This is an embarrassing writing selfie I took last year at an outdoor café in Cambridge. It’s part of my process, which goes something like this: Sit down to write, get up and make tea. Sit down to write, check my email real quick. Sit down to write, take a selfie of myself pretending to write. Surprisingly, after a long string of days like this, I actually manage to get an entire narrative down on the page.
But I’m going out of order. I volunteered to follow Audrey Camp on the Writing Process Blog Tour. Audrey is my Postmasters Podcast co-host, a phenomenally poetic essayist/fiction writer, and basically one of my favorite friends of all time. You can read her process post here. So:
What am I working on?
Short stories. I’m writing new ones and revising old ones and trying to imagine them fitting together in some kind of collection. This fall when I hit the alone-time jackpot and both my daughters head off to school, I plan on revising a novel I drafted last year about a young girl with epilepsy growing up in rural Montana.

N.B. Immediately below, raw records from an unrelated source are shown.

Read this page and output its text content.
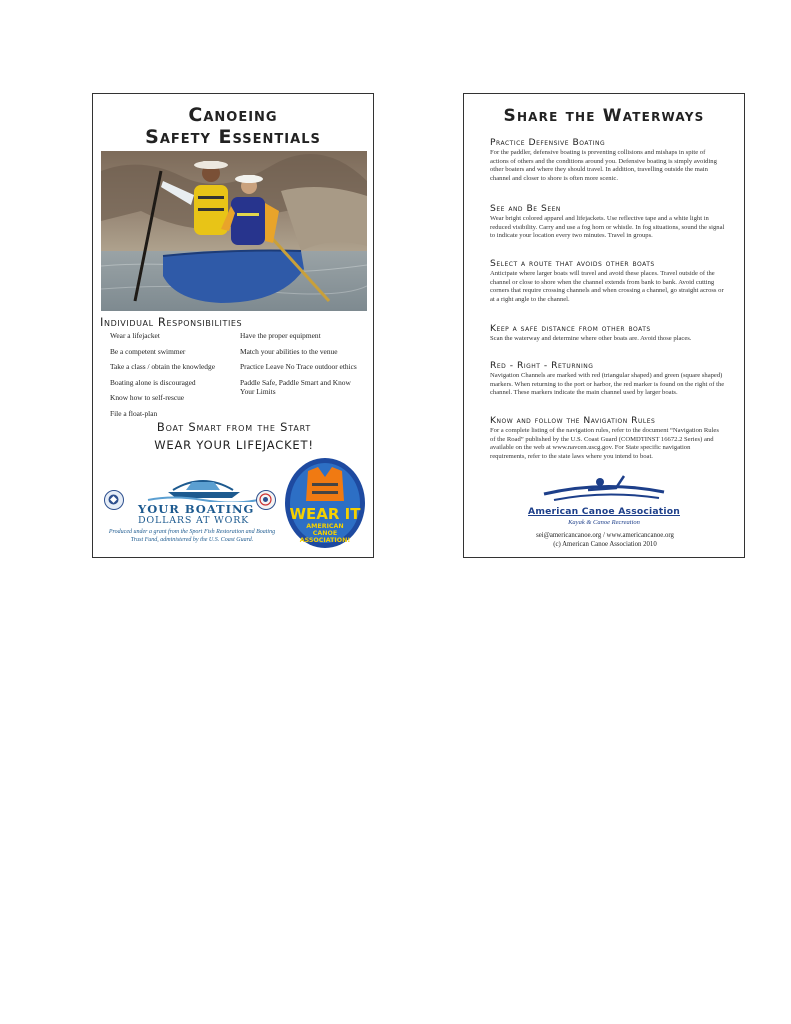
Canoeing
Safety Essentials
Individual Responsibilities
Wear a lifejacket
Be a competent swimmer
Take a class / obtain the knowledge
Boating alone is discouraged
Know how to self-rescue
File a float-plan
Have the proper equipment
Match your abilities to the venue
Practice Leave No Trace outdoor ethics
Paddle Safe, Paddle Smart and Know Your Limits
Boat Smart from the Start
WEAR YOUR LIFEJACKET!
YOUR BOATING
DOLLARS AT WORK
Produced under a grant from the Sport Fish Restoration and Boating Trust Fund, administered by the U.S. Coast Guard.
WEAR IT
AMERICAN CANOE ASSOCIATION!
Share the Waterways

Practice Defensive Boating

For the paddler, defensive boating is preventing collisions and mishaps in spite of actions of others and the conditions around you. Defensive boating is simply avoiding other boaters and where they should travel. In addition, travelling outside the main channel and closer to shore is often more scenic.

See and Be Seen

Wear bright colored apparel and lifejackets. Use reflective tape and a white light in reduced visibility. Carry and use a fog horn or whistle. In fog situations, sound the signal to indicate your location every two minutes. Travel in groups.

Select a route that avoids other boats

Anticipate where larger boats will travel and avoid these places. Travel outside of the channel or close to shore when the channel extends from bank to bank. Avoid cutting corners that require crossing channels and when crossing a channel, go straight across or at a right angle to the channel.

Keep a safe distance from other boats

Scan the waterway and determine where other boats are. Avoid those places.

Red - Right - Returning

Navigation Channels are marked with red (triangular shaped) and green (square shaped) markers. When returning to the port or harbor, the red marker is found on the right of the channel. These markers indicate the main channel used by larger boats.

Know and follow the Navigation Rules

For a complete listing of the navigation rules, refer to the document “Navigation Rules of the Road” published by the U.S. Coast Guard (COMDTINST 16672.2 Series) and available on the web at www.navcen.uscg.gov. For State specific navigation requirements, refer to the state laws where you intend to boat.

American Canoe Association
Kayak & Canoe Recreation
sei@americancanoe.org / www.americancanoe.org
(c) American Canoe Association 2010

How does my work differ from others in its genre?
Mostly, I just pillage material from stories my mom tells me. And since I can safely assume no one else is listening to my mom’s stories, it makes mine different. (Love you, Mom!)
Why do I write what I do?
Pam Houston, in her book A Little More About Me, says: “There is only one story of our lives and we tell it over and over again, in a thousand different disguises, whether we know it or not.” So I guess I’m just getting that story out.
How does your writing process work?
As I mentioned at the outset, I’m a distracted writer. It’s difficult for me to write that necessarily terrible first draft. To convince myself to not give up writing entirely and learn to make scented soaps to sell at the farmer’s market instead. But if I keep showing up at the notebook or the computer, despite my many tea & toast breaks, something very satisfying emerges—usually a year or so later, but it emerges. I send it out to a million journals to see if someone will publish it, give myself the day off, and then it’s right back to that beautifully painful beginning.
Up next on the tour:
Yasmin Ramirez at And Then…
Sarah Shaffer at Everything Rhymes,
& my lovely poet-friend, Andrea Beltran.
Nice! Sounds rather familiar. “Beautifully painful”… yes.
I love this Pam Houston quotation, Lacy. Thank you for including me in this post.
Can’t wait to hear about your process, Andrea!